Design/methodology/approach
The study examined six board diversity dimensions – age, gender, nationality, education and tenure in 81 nonfinancial Pakistan Stock Exchange (PSX)-listed firms from 2010 to 2021. The CSR engagement of the sample firms is evaluated using a multidimensional financial approach and the likelihood of FD is computed using Altman’s Z-score. The system-generalized method of moments estimator is used to meet the study objectives.
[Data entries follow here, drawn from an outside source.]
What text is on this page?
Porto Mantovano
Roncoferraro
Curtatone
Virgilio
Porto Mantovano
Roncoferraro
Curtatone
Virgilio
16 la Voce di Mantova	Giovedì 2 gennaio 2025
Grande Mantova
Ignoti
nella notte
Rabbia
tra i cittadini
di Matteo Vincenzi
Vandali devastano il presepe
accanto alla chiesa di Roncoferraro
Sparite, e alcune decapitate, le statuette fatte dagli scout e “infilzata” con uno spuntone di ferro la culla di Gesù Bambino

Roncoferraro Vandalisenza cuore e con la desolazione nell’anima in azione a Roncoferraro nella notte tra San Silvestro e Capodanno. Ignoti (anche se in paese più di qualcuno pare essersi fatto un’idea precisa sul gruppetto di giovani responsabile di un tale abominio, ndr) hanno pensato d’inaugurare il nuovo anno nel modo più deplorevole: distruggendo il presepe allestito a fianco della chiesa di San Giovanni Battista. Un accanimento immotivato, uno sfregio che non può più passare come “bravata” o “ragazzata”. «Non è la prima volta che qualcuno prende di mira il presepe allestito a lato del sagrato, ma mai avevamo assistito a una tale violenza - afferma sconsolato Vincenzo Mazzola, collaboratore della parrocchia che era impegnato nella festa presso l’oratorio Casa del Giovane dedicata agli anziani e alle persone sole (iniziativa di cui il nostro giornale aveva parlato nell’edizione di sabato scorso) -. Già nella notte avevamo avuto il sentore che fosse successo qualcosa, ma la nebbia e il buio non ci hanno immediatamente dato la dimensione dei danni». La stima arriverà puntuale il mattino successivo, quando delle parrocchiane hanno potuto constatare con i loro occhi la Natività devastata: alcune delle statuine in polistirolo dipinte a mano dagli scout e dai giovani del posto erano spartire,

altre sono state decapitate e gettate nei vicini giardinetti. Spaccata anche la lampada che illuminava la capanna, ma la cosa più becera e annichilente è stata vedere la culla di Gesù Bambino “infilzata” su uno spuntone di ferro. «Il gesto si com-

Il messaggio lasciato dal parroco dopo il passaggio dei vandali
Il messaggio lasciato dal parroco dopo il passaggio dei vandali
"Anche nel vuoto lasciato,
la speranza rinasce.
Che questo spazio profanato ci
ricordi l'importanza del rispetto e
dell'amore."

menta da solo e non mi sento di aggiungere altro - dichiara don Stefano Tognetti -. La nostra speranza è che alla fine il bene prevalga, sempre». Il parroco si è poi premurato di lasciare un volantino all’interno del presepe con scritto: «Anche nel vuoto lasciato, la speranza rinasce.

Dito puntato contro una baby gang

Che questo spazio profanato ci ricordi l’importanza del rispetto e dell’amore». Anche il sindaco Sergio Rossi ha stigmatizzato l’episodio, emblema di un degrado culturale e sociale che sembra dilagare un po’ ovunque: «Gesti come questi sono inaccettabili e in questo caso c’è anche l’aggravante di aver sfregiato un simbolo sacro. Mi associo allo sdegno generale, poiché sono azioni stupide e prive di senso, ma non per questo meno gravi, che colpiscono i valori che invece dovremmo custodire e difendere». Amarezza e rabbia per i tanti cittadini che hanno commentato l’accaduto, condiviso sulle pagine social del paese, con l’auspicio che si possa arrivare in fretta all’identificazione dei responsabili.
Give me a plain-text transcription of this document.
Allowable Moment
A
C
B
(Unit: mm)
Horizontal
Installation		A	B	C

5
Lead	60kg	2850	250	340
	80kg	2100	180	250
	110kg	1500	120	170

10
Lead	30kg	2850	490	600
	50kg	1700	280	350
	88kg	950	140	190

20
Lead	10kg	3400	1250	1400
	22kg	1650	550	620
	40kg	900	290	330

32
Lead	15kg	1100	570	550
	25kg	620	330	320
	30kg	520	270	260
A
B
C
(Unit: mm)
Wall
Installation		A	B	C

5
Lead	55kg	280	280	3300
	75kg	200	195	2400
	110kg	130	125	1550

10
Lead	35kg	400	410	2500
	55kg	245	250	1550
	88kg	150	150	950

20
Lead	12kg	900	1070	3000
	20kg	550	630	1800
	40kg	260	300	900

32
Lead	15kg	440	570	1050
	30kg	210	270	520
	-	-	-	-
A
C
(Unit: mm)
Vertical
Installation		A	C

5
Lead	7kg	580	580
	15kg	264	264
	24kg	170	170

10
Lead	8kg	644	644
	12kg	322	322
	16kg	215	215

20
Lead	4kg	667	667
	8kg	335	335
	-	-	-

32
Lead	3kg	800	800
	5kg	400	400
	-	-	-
In addition, several tests are run to determine the robustness of the study’s findings.
Findings
Based on the procedure for mediation analysis outlined by Baron and Kenny (1986), the authors found that CSR is significantly inversely associated with the likelihood of FD. Second, board diversity variables age, gender and national diversity were positively associated with CSR. Third, board age, gender and national diversity are significantly inversely related to FD. Finally, it was found that there is partial mediation between board age diversity and FD, whereas full mediation is shown between board age diversity and FD and between board nationality diversity and FD.
Practical implications
This study provides practical insights into PSX’s board diversity for companies, regulators and policymakers.
Originality/value
This research studies the connection between board diversity and FD. In addition, the current study extended the analysis by testing for the first time the mediating role of CSR in the diversity–distress relationship, particularly in the context of an emerging economy.